2012 BCO Cotton Quarter Regeneration Design Competition Winner

9 July 2012

Medland Metropolis London is delighted to announce that our team including designers Tilney Shane and sustainability consultancy BG2 Global have won the 2012 BCO Cotton Quarter Regeneration Design Competition.

The Cotton Quarter is a hypothetical site situated in the heart of Manchester’s historic industrial district. The focus is reinvention, refurbishment and reinvigoration. The scheme includes; a new office tower, the refurbishment and extension of an existing warehouse, and the redevelopment of supplementary areas including; railway arches, landscape areas and MandE Island: the services hub of the scheme.

Complimented for our overall solution and enthusiasm, we are delighted to give you some insight into how we used our expertise to incorporate best-practice, pioneering design solutions.

Collaborating with Tilney Shane and BG2 Global Solutions, our team “CottonOn”, created a cultural and entrepreneurial enclave, taking inspiration from the regions cotton industry origins to produce buildings called “warp”, “weft” and “weave”.

At the centre of the site is MandE Island, our sustainability nerve centre and educational facility, featuring an innovative map to monitor energy usage across the site. This nifty facility also supplies domestic water, electricity and heat to the tower block, warehouse and warehouse extension.

In more detail, we proposed to extract canal water and purify using reverse osmosis, this supply would subsequently serve the entire site. We incorporated combined heat & power (CHP) plant including the sublimation process to provide a means of sterilising the existing contaminated soil during the construction phase, this would also generate electricity and heat for the lifecycle of the site. Finally, we recommended the introduction of a reed bed to buffer rainfall run-off and provide a means of filtration for site run-off into the canal.

We also proposed a centralised data centre housed within the tower. This would create data storage for the whole site and conserve energy by consolidating cooling requirements. Ventilation would be achieved in the summer months through passive stack ventilation and mixed mode in winter & shoulder seasons.

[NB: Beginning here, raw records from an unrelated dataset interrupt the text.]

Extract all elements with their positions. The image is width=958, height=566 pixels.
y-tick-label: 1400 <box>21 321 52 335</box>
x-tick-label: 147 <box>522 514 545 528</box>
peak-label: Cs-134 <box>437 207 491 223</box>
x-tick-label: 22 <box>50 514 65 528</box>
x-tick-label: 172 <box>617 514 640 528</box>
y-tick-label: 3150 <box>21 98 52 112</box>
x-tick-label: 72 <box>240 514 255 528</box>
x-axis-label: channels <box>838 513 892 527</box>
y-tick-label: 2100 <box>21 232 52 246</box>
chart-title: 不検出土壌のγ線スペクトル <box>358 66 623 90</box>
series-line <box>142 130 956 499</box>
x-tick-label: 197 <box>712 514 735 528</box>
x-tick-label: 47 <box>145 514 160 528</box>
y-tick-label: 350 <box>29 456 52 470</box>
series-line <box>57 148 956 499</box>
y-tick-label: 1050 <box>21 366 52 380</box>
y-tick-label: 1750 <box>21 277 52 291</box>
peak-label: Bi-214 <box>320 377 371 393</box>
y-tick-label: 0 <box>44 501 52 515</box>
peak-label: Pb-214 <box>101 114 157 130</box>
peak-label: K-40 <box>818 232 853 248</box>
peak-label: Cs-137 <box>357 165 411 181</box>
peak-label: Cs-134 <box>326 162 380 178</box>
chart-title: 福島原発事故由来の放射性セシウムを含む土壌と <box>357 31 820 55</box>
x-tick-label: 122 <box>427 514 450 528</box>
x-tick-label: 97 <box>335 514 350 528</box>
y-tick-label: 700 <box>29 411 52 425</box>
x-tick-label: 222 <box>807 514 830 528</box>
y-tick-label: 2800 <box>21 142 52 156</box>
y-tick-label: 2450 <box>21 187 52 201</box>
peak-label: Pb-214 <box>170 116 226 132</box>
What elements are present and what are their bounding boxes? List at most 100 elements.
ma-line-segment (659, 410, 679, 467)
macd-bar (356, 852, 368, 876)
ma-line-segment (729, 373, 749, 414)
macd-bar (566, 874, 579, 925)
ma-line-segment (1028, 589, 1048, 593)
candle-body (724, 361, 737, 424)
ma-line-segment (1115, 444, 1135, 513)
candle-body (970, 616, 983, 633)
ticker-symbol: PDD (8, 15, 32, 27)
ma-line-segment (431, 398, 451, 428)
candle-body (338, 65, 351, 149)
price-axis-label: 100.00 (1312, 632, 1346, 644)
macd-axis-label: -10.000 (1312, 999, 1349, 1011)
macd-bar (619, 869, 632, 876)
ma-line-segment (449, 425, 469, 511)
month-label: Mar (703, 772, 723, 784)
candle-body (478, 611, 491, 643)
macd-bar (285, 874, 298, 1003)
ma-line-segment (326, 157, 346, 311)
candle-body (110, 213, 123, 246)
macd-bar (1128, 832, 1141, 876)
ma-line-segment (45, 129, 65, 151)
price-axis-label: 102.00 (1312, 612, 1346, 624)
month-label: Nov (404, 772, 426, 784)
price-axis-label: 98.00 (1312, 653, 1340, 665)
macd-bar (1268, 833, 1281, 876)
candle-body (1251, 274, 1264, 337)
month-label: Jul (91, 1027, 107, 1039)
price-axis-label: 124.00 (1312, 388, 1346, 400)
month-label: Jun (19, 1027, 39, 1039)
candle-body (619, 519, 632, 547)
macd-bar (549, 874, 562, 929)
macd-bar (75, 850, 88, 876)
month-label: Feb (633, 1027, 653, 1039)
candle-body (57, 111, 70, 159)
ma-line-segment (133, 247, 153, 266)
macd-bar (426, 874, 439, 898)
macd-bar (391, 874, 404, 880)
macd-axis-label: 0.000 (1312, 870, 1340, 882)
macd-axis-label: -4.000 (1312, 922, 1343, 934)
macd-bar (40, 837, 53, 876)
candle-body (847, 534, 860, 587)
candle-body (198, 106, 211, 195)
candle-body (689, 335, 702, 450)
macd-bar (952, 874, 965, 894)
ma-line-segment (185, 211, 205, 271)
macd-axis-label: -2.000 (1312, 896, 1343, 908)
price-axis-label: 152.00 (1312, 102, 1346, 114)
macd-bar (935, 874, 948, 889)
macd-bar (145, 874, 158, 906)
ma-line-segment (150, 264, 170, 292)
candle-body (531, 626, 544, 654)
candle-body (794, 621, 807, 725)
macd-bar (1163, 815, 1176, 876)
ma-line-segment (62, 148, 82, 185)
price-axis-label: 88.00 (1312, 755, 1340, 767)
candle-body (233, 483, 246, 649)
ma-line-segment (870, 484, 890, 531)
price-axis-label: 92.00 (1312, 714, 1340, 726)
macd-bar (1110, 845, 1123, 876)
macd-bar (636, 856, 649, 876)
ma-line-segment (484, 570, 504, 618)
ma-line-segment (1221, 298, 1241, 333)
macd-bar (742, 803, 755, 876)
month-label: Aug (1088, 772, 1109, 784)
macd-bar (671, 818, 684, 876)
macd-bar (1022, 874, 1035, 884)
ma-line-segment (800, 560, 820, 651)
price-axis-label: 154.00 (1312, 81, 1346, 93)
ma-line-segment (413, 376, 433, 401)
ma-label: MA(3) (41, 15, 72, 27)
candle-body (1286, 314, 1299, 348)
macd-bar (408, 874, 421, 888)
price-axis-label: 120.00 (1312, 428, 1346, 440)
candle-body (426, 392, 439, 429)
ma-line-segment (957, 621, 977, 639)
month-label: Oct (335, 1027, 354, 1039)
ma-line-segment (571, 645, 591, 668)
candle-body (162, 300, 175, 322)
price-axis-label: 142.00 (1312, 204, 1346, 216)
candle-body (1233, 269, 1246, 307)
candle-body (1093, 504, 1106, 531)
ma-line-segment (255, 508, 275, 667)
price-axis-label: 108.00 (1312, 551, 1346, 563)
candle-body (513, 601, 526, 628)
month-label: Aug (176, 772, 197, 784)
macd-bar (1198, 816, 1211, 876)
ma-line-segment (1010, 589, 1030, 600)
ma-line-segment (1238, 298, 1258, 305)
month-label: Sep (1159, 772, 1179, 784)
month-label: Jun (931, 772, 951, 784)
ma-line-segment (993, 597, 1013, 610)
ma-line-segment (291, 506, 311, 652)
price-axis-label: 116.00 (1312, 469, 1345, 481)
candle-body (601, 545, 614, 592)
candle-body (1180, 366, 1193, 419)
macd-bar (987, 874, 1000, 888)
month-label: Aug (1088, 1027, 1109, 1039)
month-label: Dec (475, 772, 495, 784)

The Warehouse & Warehouse Extension

Due to the warehouse being an existing old building with more cellular spaces, it was identified that it would require air-conditioning (A/C) and mechanical ventilation. We suggested A/C to be powered by a water source heat pump, employing the canal as a heat sink. The warehouse design included a new building extension that was encased in an ETFE “pillow” façade. This housed a “public extension” with a 300 seat auditorium. We proposed the upper floors of the extension would be ventilated using mix-mode ventilation achieved by use of penetrations in the EFTE facade creating stack effect. The ETFE façade also incorporated photovoltaic cells to power 50% of the warehouse. 

The Tower

In this building we achieved no active cooling throughout the year by utilising exposed thermal mass and minimising the heat load within the space by using LED lighting and centralised cloud computing. The photovoltaic cells integrated into the new façade also powered 50% of this building.

And there you have it, some insight into how our inspired engineers at Medland Metropolis created innovative design solutions to enhance Tilney Shane building and interior design and achieve a predicted 92% score BREEAM ‘Outstanding’ for the BCO Design Competition 2012.